Rural areas included are Bradford County, Calhoun County, Citrus County, Columbia County, DeSoto County, Dixie County, Franklin County, Glades County, Gulf County, Hamilton County, Hardee County, Hendry County, Jackson County, Lafayette County, Levy County, Liberty County, Madison County, Monroe County (excluding Key West), Okeechobee County, Putnam County, Sumter County, Suwannee County, Taylor County, Union County, Walton County, and Washington County.

The list of non-rural high-unemployment areas is subject to regular change based on fluctuations in unemployment rate. The list in August 2012 included Palm Coast metropolitan statistical area (Flagler County), Hernando County, City of Hialeah (in Miami-Dade County), City of Miami Gardens (in Miami-Dade County), and City of Fort Pierce (in St. Lucie County).

===Texas===
The city of Austin in Texas listed 31 designated TEAs and also provided an unemployment cutoff of 11.1% (150% of the national unemployment rate of 7.4%, as determined by the Bureau of Labor Statistics) for non-rural areas to qualify as TEAs.

===Washington===
Washington, the US state, maintains its own list of TEAs.

===Minnesota===
The state of Minnesota commissioned a study by the Carlson Consulting Enterprise to better understand how the state could leverage the EB-5 investor program to drive employment growth in the state, particularly in high-unemployment areas. The program has also been highlighted as a way to improve employment for black residents on North Minneapolis (a designated TEA) by matching them with EB-5 investors from Asia.

==Reception==
A 2011 article in the New York Times claimed that areas within New York had been strangely gerrymandered so that relatively upscale and wealthy locations could qualify for TEA status, and also noted pushback from locals against an EB-5-funded program for a proposed China City program in upstate New York. Similarly, EB-5-funded construction projects by Marriott, including some in Washington D.C., have met with criticism for how they have sought TEA status for wealthy and well-off regions, contradicting the original spirit of the TEA designation.

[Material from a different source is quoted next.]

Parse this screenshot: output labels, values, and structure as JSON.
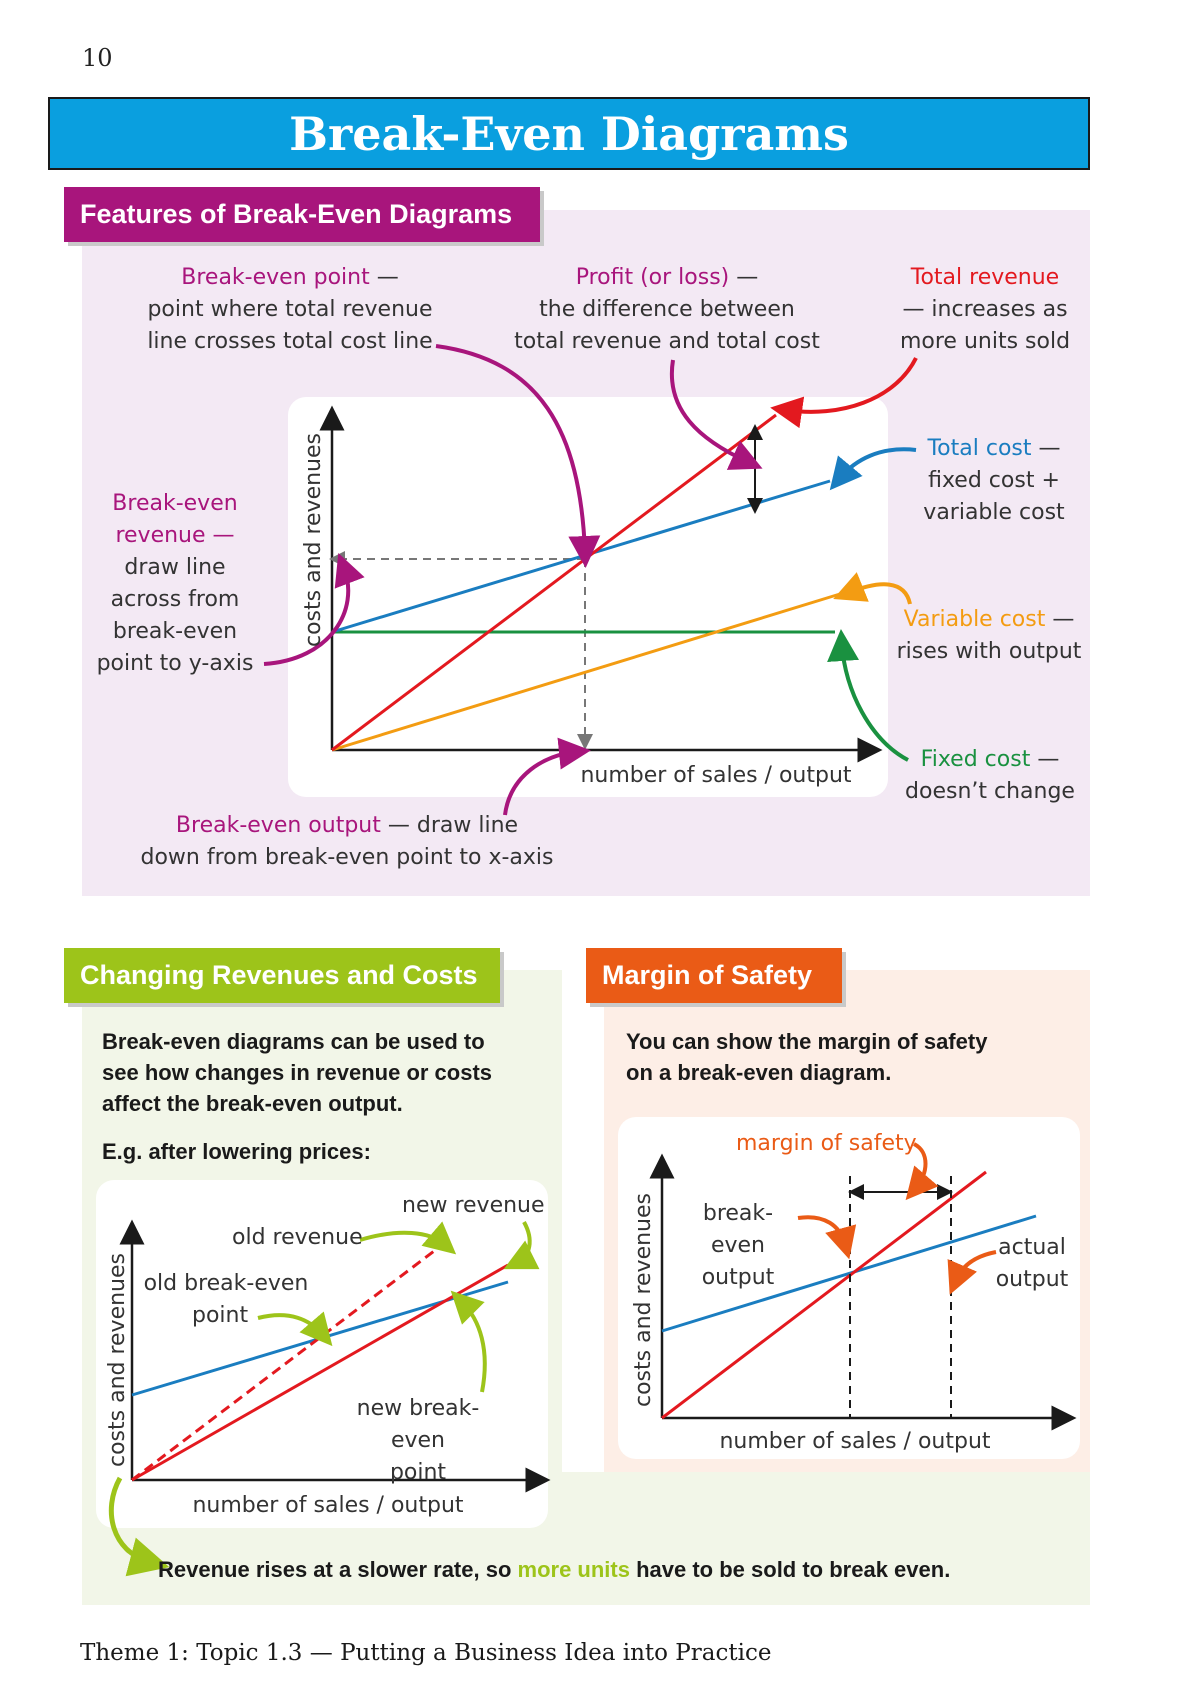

The Washington City Paper cited the American Immigration Lawyers Association on the ease of having your area designated as a TEA, writing: "The ease of qualifying for TEAs is such an open secret that the American Immigration Lawyers Association fact sheet on EB-5 states simply, "Each immigrant investor must create 10 US jobs with an investment of $500,000 or more"—rather than the $1 million required outside of TEAs."

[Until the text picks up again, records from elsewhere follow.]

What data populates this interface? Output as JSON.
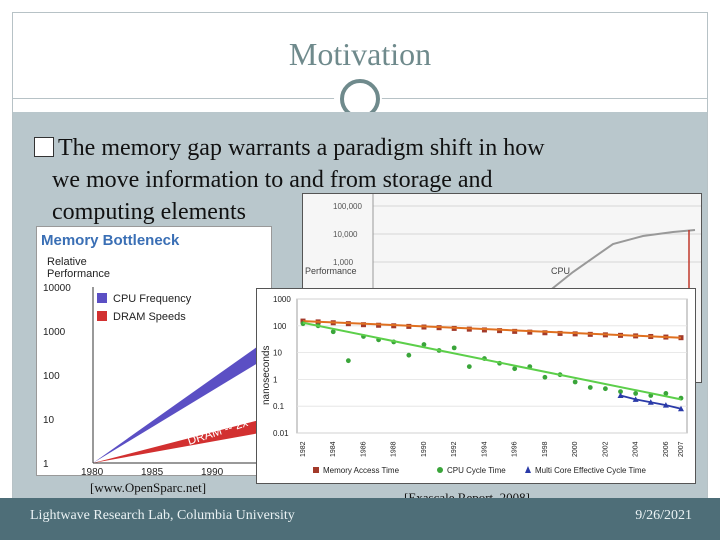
{
  "slide": {
    "title": "Motivation",
    "bullet_mark": "",
    "bullet_line1": "The memory gap warrants a paradigm shift in how",
    "bullet_line2": "we move information to and from storage and",
    "bullet_line3": "computing elements",
    "footer_left": "Lightwave Research Lab, Columbia University",
    "footer_right": "9/26/2021",
    "accent_color": "#6f8a8c",
    "footer_color": "#4e6e78"
  },
  "chart1": {
    "title": "Memory Bottleneck",
    "ylabel": "Relative Performance",
    "yticks": [
      "10000",
      "1000",
      "100",
      "10",
      "1"
    ],
    "xticks": [
      "1980",
      "1985",
      "1990"
    ],
    "legend": [
      "CPU Frequency",
      "DRAM Speeds"
    ],
    "annotations": {
      "cpu": "CPU -- 2x Every 2",
      "dram": "DRAM -- 2x"
    },
    "citation": "[www.OpenSparc.net]"
  },
  "chart2": {
    "yticks": [
      "100,000",
      "10,000",
      "1,000"
    ],
    "ylabel": "Performance",
    "series_label": "CPU"
  },
  "chart3": {
    "ylabel": "nanoseconds",
    "yticks": [
      "1000",
      "100",
      "10",
      "1",
      "0.1",
      "0.01"
    ],
    "xticks": [
      "1982",
      "1984",
      "1986",
      "1988",
      "1990",
      "1992",
      "1994",
      "1996",
      "1998",
      "2000",
      "2002",
      "2004",
      "2006",
      "2007"
    ],
    "legend": [
      "Memory Access Time",
      "CPU Cycle Time",
      "Multi Core Effective Cycle Time"
    ],
    "citation": "[Exascale Report, 2008]"
  },
  "chart_data": [
    {
      "type": "line",
      "title": "Memory Bottleneck",
      "ylabel": "Relative Performance",
      "x": [
        1980,
        1990
      ],
      "series": [
        {
          "name": "CPU Frequency",
          "values": [
            1,
            100
          ]
        },
        {
          "name": "DRAM Speeds",
          "values": [
            1,
            10
          ]
        }
      ],
      "yscale": "log",
      "ylim": [
        1,
        10000
      ]
    },
    {
      "type": "scatter",
      "ylabel": "nanoseconds",
      "x": [
        1982,
        1983,
        1984,
        1985,
        1986,
        1987,
        1988,
        1989,
        1990,
        1991,
        1992,
        1993,
        1994,
        1995,
        1996,
        1997,
        1998,
        1999,
        2000,
        2001,
        2002,
        2003,
        2004,
        2005,
        2006,
        2007
      ],
      "series": [
        {
          "name": "Memory Access Time",
          "values": [
            150,
            140,
            130,
            120,
            110,
            105,
            100,
            95,
            90,
            85,
            80,
            75,
            70,
            66,
            62,
            58,
            55,
            52,
            50,
            48,
            46,
            44,
            42,
            40,
            38,
            36
          ]
        },
        {
          "name": "CPU Cycle Time",
          "values": [
            120,
            100,
            60,
            5,
            40,
            30,
            25,
            8,
            20,
            12,
            15,
            3,
            6,
            4,
            2.5,
            3,
            1.2,
            1.5,
            0.8,
            0.5,
            0.45,
            0.35,
            0.3,
            0.25,
            0.3,
            0.2
          ]
        },
        {
          "name": "Multi Core Effective Cycle Time",
          "values": [
            null,
            null,
            null,
            null,
            null,
            null,
            null,
            null,
            null,
            null,
            null,
            null,
            null,
            null,
            null,
            null,
            null,
            null,
            null,
            null,
            null,
            0.25,
            0.18,
            0.14,
            0.11,
            0.08
          ]
        }
      ],
      "yscale": "log",
      "ylim": [
        0.01,
        1000
      ]
    }
  ]
}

Similar skepticism about TEAs was expressed in an article in Fortune, that said: "One essential part of gaining USCIS approval was crafting an acceptable "targeted employment area," or TEA. The EB-5 law requires investment in a district that is either rural or has a jobless rate that is 150% of the national average. But after years of industry pressure, it's now USCIS policy to automatically accept any state designation of a TEA, even though states routinely approve gerrymandered districts that tack on distant high-unemployment tracts to allow EB-5 endeavors in wealthy areas."